Furthermore, few college students realize that you can cut your grocery bill almost in half by simply clipping coupons for savings on your favorite things! As Stephanie Nelson, the “Coupon Mom” says, “Strategic shopping is not about changing the way you eat, it is changing the way you buy the food that you like.” You can find coupons in basically any local newspaper, in flyers at grocery stores and in printable versions online. Even Kourtney Kardashian’s doing it! In an episode of Kourtney and Kim Take New York, Khloe introduces Kourtney to the couponing movement and she soon grows obsessed: “This is not just about saving the money. This is all a game. It’s like winning in Las Vegas. It’s so thrilling.” If a Kardashian sister endorses it, that means it’s definitely worthwhile, right? Okay, don’t answer that. But seriously, coupons are your newest best friends! Clip them like they’re free VIP tickets to Lady Gaga. You’ll be saving in no time. 

9. Buy in bulk

There are certain things a girl should never buy in bulk. For example, things with a short expiration date should really be purchased on an as-needed basis; please do not try to cut corners on your expenses by buying two months’ worth of milk. However, there are other things you can totally stock up on in advance, saving you money down the line. Buying the industrial size of anything is always the most cost-effective option if you know you will ultimately make use of it all.

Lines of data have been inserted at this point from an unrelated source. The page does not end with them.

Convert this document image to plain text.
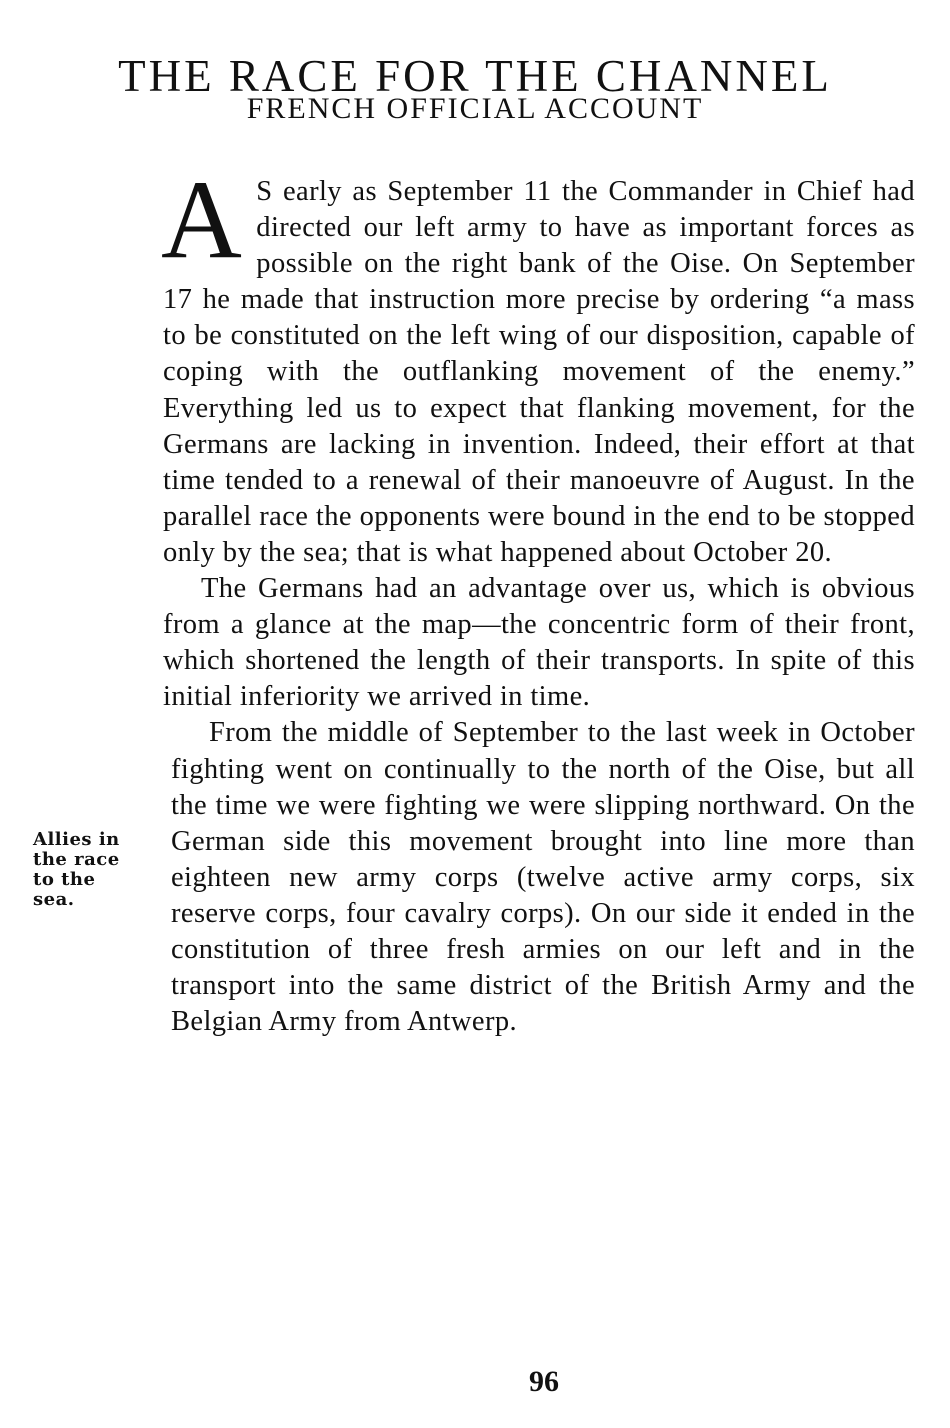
THE RACE FOR THE CHANNEL
FRENCH OFFICIAL ACCOUNT

A S early as September 11 the Commander in Chief had directed our left army to have as important forces as possible on the right bank of the Oise. On September 17 he made that instruction more precise by ordering “a mass to be constituted on the left wing of our disposition, capable of coping with the outflanking movement of the enemy.” Everything led us to expect that flanking movement, for the Germans are lacking in invention. Indeed, their effort at that time tended to a renewal of their manoeuvre of August. In the parallel race the opponents were bound in the end to be stopped only by the sea; that is what happened about October 20.

The Germans had an advantage over us, which is obvious from a glance at the map—the concentric form of their front, which shortened the length of their transports. In spite of this initial inferiority we arrived in time.

From the middle of September to the last week in October fighting went on continually to the north of the Oise, but all the time we were fighting we were slipping northward. On the German side this movement brought into line more than eighteen new army corps (twelve active army corps, six reserve corps, four cavalry corps). On our side it ended in the constitution of three fresh armies on our left and in the transport into the same district of the British Army and the Belgian Army from Antwerp.

Allies in the race to the sea.
96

Think bulk when buying things like shampoo and conditioner, bath products, feminine products, moisturizer and paper towels! As for groceries, many processed foods like cereal, ice cream, soda, water and paper goods can also be purchased in bulk. Spending a little more on an initial purchase will lessen your expenditure for months to follow.

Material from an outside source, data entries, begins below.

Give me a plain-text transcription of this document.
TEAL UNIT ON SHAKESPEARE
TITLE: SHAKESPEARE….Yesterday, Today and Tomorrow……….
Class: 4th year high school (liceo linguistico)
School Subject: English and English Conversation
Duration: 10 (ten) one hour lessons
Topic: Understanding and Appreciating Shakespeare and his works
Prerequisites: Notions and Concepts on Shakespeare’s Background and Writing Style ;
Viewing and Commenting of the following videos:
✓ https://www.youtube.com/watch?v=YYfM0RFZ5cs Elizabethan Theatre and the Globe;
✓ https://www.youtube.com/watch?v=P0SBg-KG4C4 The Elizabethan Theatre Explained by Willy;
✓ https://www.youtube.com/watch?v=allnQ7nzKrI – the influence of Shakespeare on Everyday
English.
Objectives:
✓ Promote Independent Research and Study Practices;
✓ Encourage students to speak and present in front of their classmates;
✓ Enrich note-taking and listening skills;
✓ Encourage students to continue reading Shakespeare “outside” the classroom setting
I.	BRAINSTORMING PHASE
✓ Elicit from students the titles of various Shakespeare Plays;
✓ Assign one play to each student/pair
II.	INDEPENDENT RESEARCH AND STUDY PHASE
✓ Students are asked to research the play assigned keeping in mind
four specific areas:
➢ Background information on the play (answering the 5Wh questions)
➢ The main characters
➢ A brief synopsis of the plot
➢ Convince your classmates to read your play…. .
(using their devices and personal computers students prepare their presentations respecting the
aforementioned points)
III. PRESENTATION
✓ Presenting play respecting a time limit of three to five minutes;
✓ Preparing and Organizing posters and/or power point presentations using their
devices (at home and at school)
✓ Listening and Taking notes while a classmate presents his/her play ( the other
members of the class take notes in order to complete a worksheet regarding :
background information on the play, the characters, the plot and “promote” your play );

10. Shop vintage or thrift

Thrift shopping, beyond saving money, is the best way to pick up statement pieces from bygone decades. Vintage is the chicest way to rarify your wardrobe and set yourself apart from girls who don’t step foot outside the outlet mall. Never again will you show up to a party wearing the same dress as another girl—and you’ll have the added satisfaction of having gotten it for a steal at your local thrift store. “Vintage shopping is my vice,” says Maggie Horikawa, a student at Barnard College. “It’s just an added bonus that sometimes what you want most only costs a couple dollars.” Beyond clothing, thrifting is also a great way to pick up things like picture frames, mugs and teacups, records –things that either don’t show their age or are made better with it!

 

With these tips in mind, it’s time to get out there and start saving! Get couponing! Get thrifting! Soon enough, you will be saving enough money to make even the Kardashian sisters envious.